Recent modifications at both traffic roundabouts on Main Street at Cemetery and Scioto Darby roads in Hilliard essentially are complete, deputy city engineer Letty Schamp said Aug. 19.

Work began June 3, she said.

The roundabout improvements are meant to slow vehicle speed at the entry and exit points of the roundabouts, make pedestrian crossings safer and reduce the number of minor vehicle accidents, said Hilliard service director Albert Iosue.

The modifications include the placement of signs with red LEDs in the center island of the roundabout at Main Street and Cemetery Road, with one facing each of the four approaches, Schamp said.
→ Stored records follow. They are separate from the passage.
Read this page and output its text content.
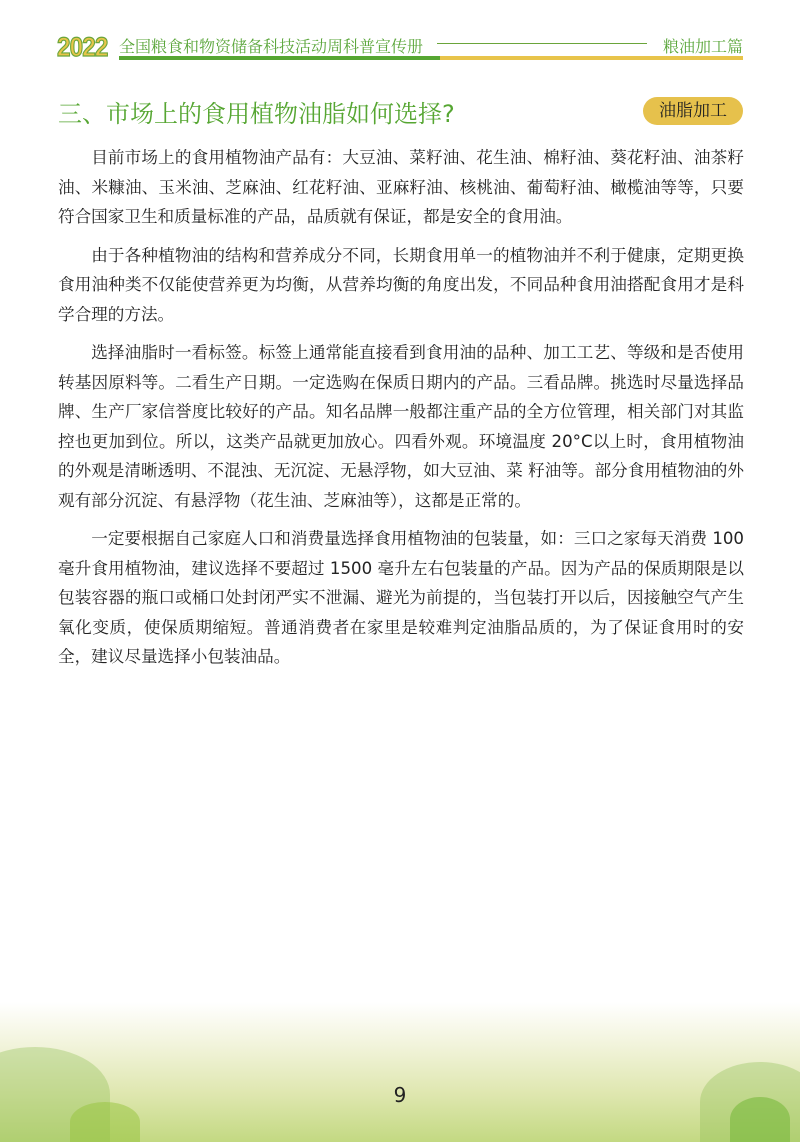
2022 全国粮食和物资储备科技活动周科普宣传册	粮油加工篇
三、市场上的食用植物油脂如何选择?	油脂加工

目前市场上的食用植物油产品有：大豆油、菜籽油、花生油、棉籽油、葵花籽油、油茶籽油、米糠油、玉米油、芝麻油、红花籽油、亚麻籽油、核桃油、葡萄籽油、橄榄油等等，只要符合国家卫生和质量标准的产品，品质就有保证，都是安全的食用油。

由于各种植物油的结构和营养成分不同，长期食用单一的植物油并不利于健康，定期更换食用油种类不仅能使营养更为均衡，从营养均衡的角度出发，不同品种食用油搭配食用才是科学合理的方法。

选择油脂时一看标签。标签上通常能直接看到食用油的品种、加工工艺、等级和是否使用转基因原料等。二看生产日期。一定选购在保质日期内的产品。三看品牌。挑选时尽量选择品牌、生产厂家信誉度比较好的产品。知名品牌一般都注重产品的全方位管理，相关部门对其监控也更加到位。所以，这类产品就更加放心。四看外观。环境温度 20°C以上时，食用植物油的外观是清晰透明、不混浊、无沉淀、无悬浮物，如大豆油、菜 籽油等。部分食用植物油的外观有部分沉淀、有悬浮物（花生油、芝麻油等），这都是正常的。

一定要根据自己家庭人口和消费量选择食用植物油的包装量，如：三口之家每天消费 100 毫升食用植物油，建议选择不要超过 1500 毫升左右包装量的产品。因为产品的保质期限是以包装容器的瓶口或桶口处封闭严实不泄漏、避光为前提的，当包装打开以后，因接触空气产生氧化变质，使保质期缩短。普通消费者在家里是较难判定油脂品质的，为了保证食用时的安全，建议尽量选择小包装油品。

9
Raised crosswalks, resurfacing and overhead lane-control signs also were part of the modifications. Resurfacing allows for better visibility of new pavement markings, Schamp said, while raised crosswalks will slow vehicle speeds and increase pedestrian safety.

New signs and markings are meant to provide drivers with a better understanding of how to navigate a two-lane roundabout, she said.

Meanwhile, at Main Street and Scioto Darby Road, the roundabout has been reshaped.

"The crash pattern at this intersection was due to the skewed intersection angle and irregular exit geometry," Schamp said.

In an effort to "reshape" the roundabout at Main Street and Scioto Darby Road into more of a circle than an oval, temporary curbs were built within the roundabout, Schamp said.

At an uncertain future time, and after it is determined the temporary curbs are in the preferred location, permanent curbs would be placed, she said.

In March, Hilliard City Council approved a contract with Strawser Paving Co. for $544,000 to make modifications to both roundabouts.

The modifications were made in reaction to the number of accidents that continued to occur at each roundabout.

Although a slight increase in minor accidents was anticipated after the Main Street roundabouts opened in 2011, those figures did not decrease as expected, Schamp said.

A report from the Mid-Ohio Regional Planning Commission released in 2016 said the roundabout at Main Street and Cemetery Road had the most reported accidents in Hilliard, 233, from 2013 through 2015.

It was followed by Main Street and Scioto Darby Road, with 141 reported accidents in the same three-year span.

Documented crashes also were numerous in the years after the study.

According to the MORPC website, the Main and Cemetery roundabouts had 81 reported crashes in 2016 and 98 in 2017. The Main and Scioto Darby roundabout had 38 reported crashes in 2016 and 47 in 2017, the website said.

Based on the 2016 report, City Council in 2017 approved a $160,000 contract with Burgess & Niple, the same firm that engineered the roundabouts, to find ways to modify them to reduce the frequency of accidents, resulting in the contract with Strawser Paving Co.

Moving forward, the city's engineering department will collect "after" data beginning Monday, Aug. 26, and compare it to data collected in April "to evaluate the effectiveness of the raised crosswalks and to help inform best practices in the future," Schamp said.

Crash-report views and capacity reviews also will be conducted, she said.

Next year, crash data from 2019 will be used to determine the effectiveness of the modifications and the city's outreach campaign on roundabouts, Schamp said.